Os discursos e entrevistas recentes do
presidente francês Emmanuel Macron, assim como as declarações de outros
europeus, como os ex-primeiros-ministros italianos Enrico Letta e Mario Draghi,
me deixam otimista de que a Europa pode, enfim, estar pronta para ter uma
conversa real sobre padrões trabalhistas e ambientais compartilhados, assim
como uma abordagem comum para desequilíbrios comerciais internacionais.
Como disse Macron, a Europa historicamente
fechou os olhos para tais problemas porque “via a China como um bom mercado de
exportação [...] especialmente para a indústria automotiva alemã”. Agora, a
supercapacidade chinesa e as falhas da Organização Mundial do Comércio (OMC)

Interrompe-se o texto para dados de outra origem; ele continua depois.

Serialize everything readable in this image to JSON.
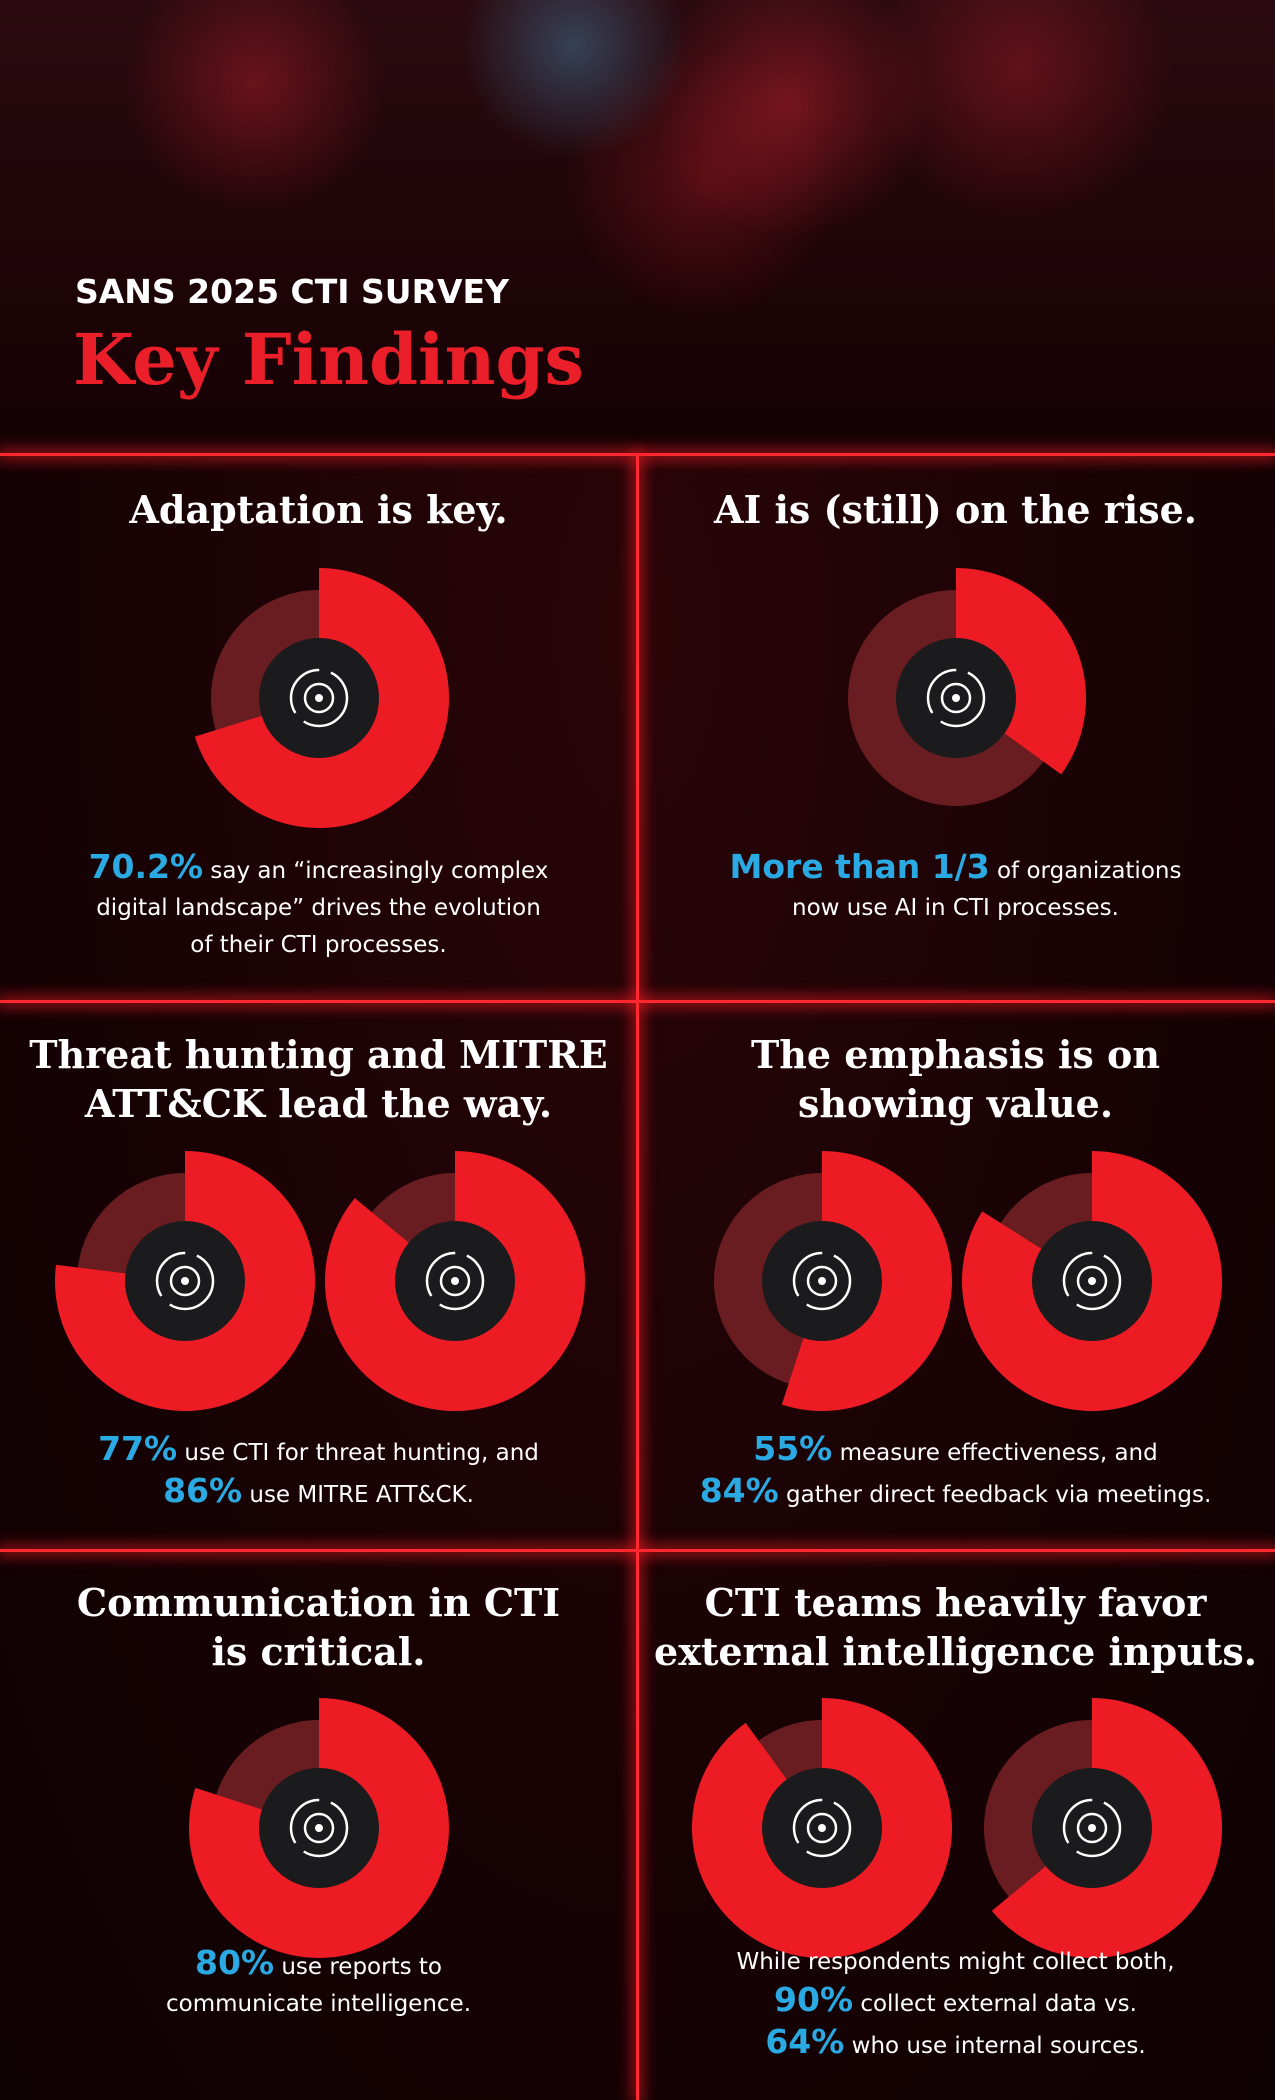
{
  "header": {
    "eyebrow": "SANS 2025 CTI SURVEY",
    "title": "Key Findings"
  },
  "panels": [
    {
      "title": [
        "Adaptation is key."
      ],
      "donuts": [
        70.2
      ],
      "body": [
        {
          "highlight": "70.2%",
          "text": "say an “increasingly complex"
        },
        {
          "text": "digital landscape” drives the evolution"
        },
        {
          "text": "of their CTI processes."
        }
      ]
    },
    {
      "title": [
        "AI is (still) on the rise."
      ],
      "donuts": [
        35
      ],
      "body": [
        {
          "highlight": "More than 1/3",
          "text": "of organizations"
        },
        {
          "text": "now use AI in CTI processes."
        }
      ]
    },
    {
      "title": [
        "Threat hunting and MITRE",
        "ATT&CK lead the way."
      ],
      "donuts": [
        77,
        86
      ],
      "body": [
        {
          "highlight": "77%",
          "text": "use CTI for threat hunting, and"
        },
        {
          "highlight": "86%",
          "text": "use MITRE ATT&CK."
        }
      ]
    },
    {
      "title": [
        "The emphasis is on",
        "showing value."
      ],
      "donuts": [
        55,
        84
      ],
      "body": [
        {
          "highlight": "55%",
          "text": "measure effectiveness, and"
        },
        {
          "highlight": "84%",
          "text": "gather direct feedback via meetings."
        }
      ]
    },
    {
      "title": [
        "Communication in CTI",
        "is critical."
      ],
      "donuts": [
        80
      ],
      "body": [
        {
          "highlight": "80%",
          "text": "use reports to"
        },
        {
          "text": "communicate intelligence."
        }
      ]
    },
    {
      "title": [
        "CTI teams heavily favor",
        "external intelligence inputs."
      ],
      "donuts": [
        90,
        64
      ],
      "body": [
        {
          "text": "While respondents might collect both,"
        },
        {
          "highlight": "90%",
          "text": "collect external data vs."
        },
        {
          "highlight": "64%",
          "text": "who use internal sources."
        }
      ]
    }
  ]
}
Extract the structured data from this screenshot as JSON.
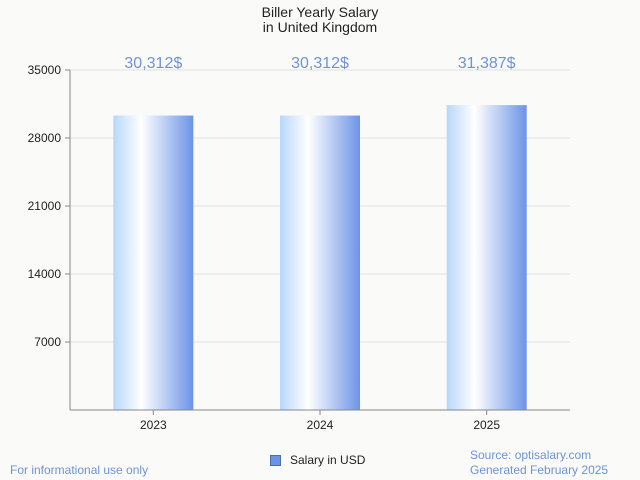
{
  "chart_data": {
    "type": "bar",
    "title": "Biller Yearly Salary",
    "subtitle": "in United Kingdom",
    "categories": [
      "2023",
      "2024",
      "2025"
    ],
    "series": [
      {
        "name": "Salary in USD",
        "values": [
          30312,
          30312,
          31387
        ],
        "labels": [
          "30,312$",
          "30,312$",
          "31,387$"
        ]
      }
    ],
    "ylim": [
      0,
      35000
    ],
    "yticks": [
      7000,
      14000,
      21000,
      28000,
      35000
    ],
    "grid": true,
    "legend_position": "bottom-center",
    "xlabel": "",
    "ylabel": ""
  },
  "footer": {
    "disclaimer": "For informational use only",
    "source": "Source: optisalary.com",
    "generated": "Generated February 2025"
  },
  "colors": {
    "label": "#6e93d6",
    "bar_light": "#ffffff",
    "bar_mid": "#b8d7fb",
    "bar_dark": "#6c94e6",
    "axis": "#888888",
    "grid": "#e0e0e0",
    "legend_swatch": "#6c94e6"
  }
}
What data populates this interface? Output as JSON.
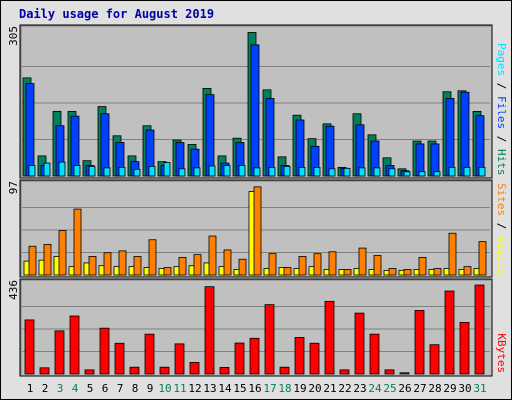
{
  "chart_data": {
    "type": "bar",
    "title": "Daily usage for August 2019",
    "categories": [
      "1",
      "2",
      "3",
      "4",
      "5",
      "6",
      "7",
      "8",
      "9",
      "10",
      "11",
      "12",
      "13",
      "14",
      "15",
      "16",
      "17",
      "18",
      "19",
      "20",
      "21",
      "22",
      "23",
      "24",
      "25",
      "26",
      "27",
      "28",
      "29",
      "30",
      "31"
    ],
    "weekend_days": [
      "3",
      "4",
      "10",
      "11",
      "17",
      "18",
      "24",
      "25",
      "31"
    ],
    "colors": {
      "hits": "#00805c",
      "files": "#0040ff",
      "pages": "#00e0ff",
      "visits": "#ffff00",
      "sites": "#ff8000",
      "kbytes": "#ff0000",
      "weekday_label": "#000000",
      "weekend_label": "#00805c",
      "panel_bg": "#c0c0c0",
      "title": "#0000a8"
    },
    "panels": [
      {
        "id": "hits-panel",
        "ymax": 305,
        "ytick_label": "305",
        "label_parts": [
          {
            "text": "Pages",
            "color": "#00e0ff"
          },
          {
            "text": " / ",
            "color": "#000000"
          },
          {
            "text": "Files",
            "color": "#0040ff"
          },
          {
            "text": " / ",
            "color": "#000000"
          },
          {
            "text": "Hits",
            "color": "#00805c"
          }
        ],
        "series": [
          {
            "name": "Hits",
            "color": "#00805c",
            "values": [
              205,
              42,
              135,
              135,
              32,
              145,
              84,
              42,
              105,
              30,
              75,
              66,
              183,
              42,
              79,
              300,
              180,
              40,
              127,
              78,
              109,
              18,
              130,
              86,
              38,
              15,
              73,
              73,
              176,
              178,
              135
            ]
          },
          {
            "name": "Files",
            "color": "#0040ff",
            "values": [
              193,
              22,
              105,
              125,
              22,
              130,
              70,
              30,
              96,
              22,
              70,
              56,
              170,
              27,
              70,
              274,
              162,
              22,
              117,
              62,
              104,
              16,
              107,
              73,
              22,
              11,
              67,
              67,
              162,
              175,
              126
            ]
          },
          {
            "name": "Pages",
            "color": "#00e0ff",
            "values": [
              22,
              27,
              29,
              22,
              20,
              17,
              18,
              14,
              20,
              28,
              15,
              17,
              21,
              22,
              22,
              17,
              18,
              20,
              18,
              18,
              15,
              16,
              17,
              17,
              15,
              9,
              9,
              9,
              18,
              18,
              18
            ]
          }
        ]
      },
      {
        "id": "visits-panel",
        "ymax": 97,
        "ytick_label": "97",
        "label_parts": [
          {
            "text": "Sites",
            "color": "#ff8000"
          },
          {
            "text": " / ",
            "color": "#000000"
          },
          {
            "text": "Visits",
            "color": "#ffff00"
          }
        ],
        "series": [
          {
            "name": "Visits",
            "color": "#ffff00",
            "values": [
              15,
              16,
              20,
              9,
              13,
              10,
              9,
              9,
              8,
              7,
              9,
              10,
              13,
              9,
              6,
              90,
              7,
              8,
              7,
              9,
              6,
              6,
              7,
              6,
              5,
              5,
              6,
              6,
              7,
              6,
              7
            ]
          },
          {
            "name": "Sites",
            "color": "#ff8000",
            "values": [
              31,
              33,
              48,
              71,
              20,
              24,
              26,
              20,
              38,
              8,
              19,
              22,
              42,
              27,
              17,
              95,
              23,
              8,
              20,
              23,
              25,
              6,
              29,
              21,
              7,
              6,
              19,
              7,
              45,
              9,
              36
            ]
          }
        ]
      },
      {
        "id": "kbytes-panel",
        "ymax": 436,
        "ytick_label": "436",
        "label_parts": [
          {
            "text": "KBytes",
            "color": "#ff0000"
          }
        ],
        "series": [
          {
            "name": "KBytes",
            "color": "#ff0000",
            "values": [
              262,
              30,
              209,
              281,
              20,
              222,
              149,
              33,
              193,
              33,
              146,
              56,
              423,
              32,
              150,
              173,
              336,
              33,
              177,
              149,
              352,
              20,
              295,
              193,
              20,
              6,
              308,
              142,
              402,
              250,
              431
            ]
          }
        ]
      }
    ]
  }
}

mudaram a equação de formas que requerem uma nova abordagem radical para
comércio exterior. E, diferentemente daqueles que gostariam de equiparar as
economias políticas e abordagens dos EUA e da China, Macron ressalta que “nós
[a Europa] não estamos equidistantes [entre os dois]. Somos aliados dos
americanos”.
Estou esperançosa de que, se Biden for
reeleito, veremos a Europa enfim abraçar a ideia proposta por este governo - o
mundo mudou, e o comércio exterior também precisa mudar. Dizer isso não é
protecionismo. É realismo. (Tradução de Sabino Ahumada)
*Rana Foroohar é editora especial do Financial Times em Nova York.